As a natural introvert, I really did not like having to do group work in school. My dislike only grew more as I got older and kept getting burned by others not holding up their end of the bargain. During one particular college course the four other members of my team vanished without a trace, leaving me to complete a semester-long project on my own in the last minute since no one else had done their part.
Do you have a group work horror story to tell?
If so, we’re not the only ones. A quick Internet search for “group work” leads to page after page of complaints. A lot of them resonate with exactly how I feel. Here are a few common objections that show up:
- Many see group work as an opportunity to slack off, causing others to have to work more to make up the difference.
- Oftentimes minimal effort on the part of some members lowers the quality of the overall output, diminishing the good work of others.
- Group work in practice does not foster real collaboration, as everyone just splits up the assigned tasks and goes off on their own to work, assembling the final project piece-meal later.
- Everyone gets the same grade or reward regardless of individual effort. I worked hard but you didn’t at all. Why should I be penalized with a mediocre grade and you get passed at all?
The sad fact for introverts is that you really can’t escape some form of collaboration whether in school or in the real world workplace. Despite all of my laments that university should be about training individual thinkers not “group-think operators” I never once got out of it. And, as my professors predicted, I indeed encountered many group projects in the workplace once I graduated.
I still feel like I produce my best work on my own, but the truth is, no one truly works in a vacuum. No matter your occupation or whether you work for a company or on your own, you will inevitably need to collaborate.
Ideas take inspiration from somewhere.
Even if you do everything from start to finish in your own sole proprietorship, you still need to answer to your clients and target market.
Accepting that you will eventually perform group work in some form or another, here are some tips to help ease your pain and get a collaborative flow going:
- When the project begins, set solid expectations and consequences for not meeting them.

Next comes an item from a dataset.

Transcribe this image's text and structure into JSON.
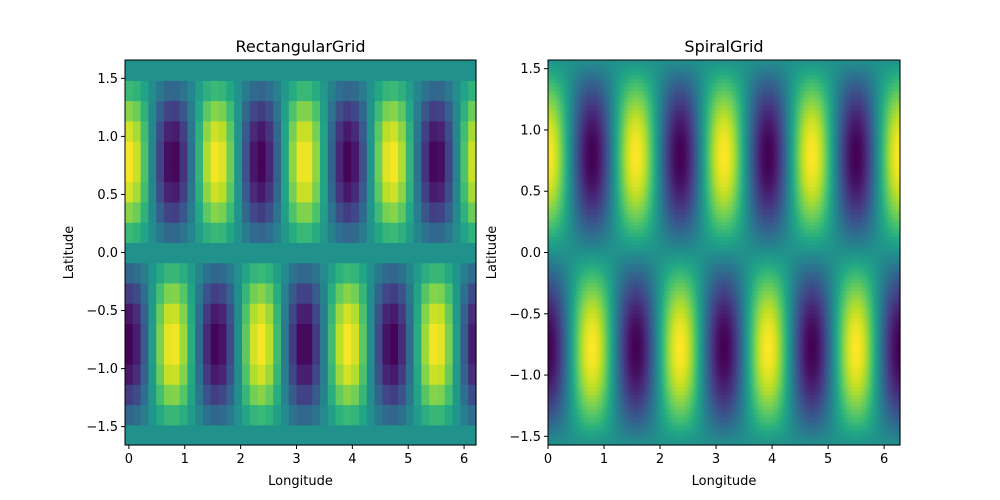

If one of your teammates does not hold up to his or her responsibilities, then the rest of the group as a whole needs to address the issue. Many times people end up doing more than their share because they are afraid of speaking up and angering their other group members.
- Evaluate the strengths and weaknesses of each team member to ensure that he or she can contribute in the most effective way possible.
For example, find out who can write well, has great research skills, or has the editor’s eye to proofread the final draft. Oftentimes people feel a loss of control in a larger group. By assigning everyone a task in which they feel comfortable doing, you can ensure their positive participation and influence on the outcome.
- Embrace collaboration and work as a group.
Don’t just split up the work and fly off to separate corners. Hold discussions and really dig into the topic. Have everyone provide regular updates on their progress and what they have found. Allow opportunities for members to see how their part fits into the whole.
- Don’t be afraid of disagreement. It’s ok to argue.
The outcome of the discussion may lead to a better idea that transcends your original plans. Just remember to keep to the topic and not get hung up on conflicting personalities. Consider each of your teammates as a source of knowledge offering a unique perspective from which you can learn.
I still feel like I work best independently, but I now know how to deal with working in teams when the time comes. While I can’t promise that you’ll do a complete reversal and start loving group work, these tips will improve your experience when you find yourself in that situation as well. If you don’t believe me, maybe we can all get together in a group and work it out.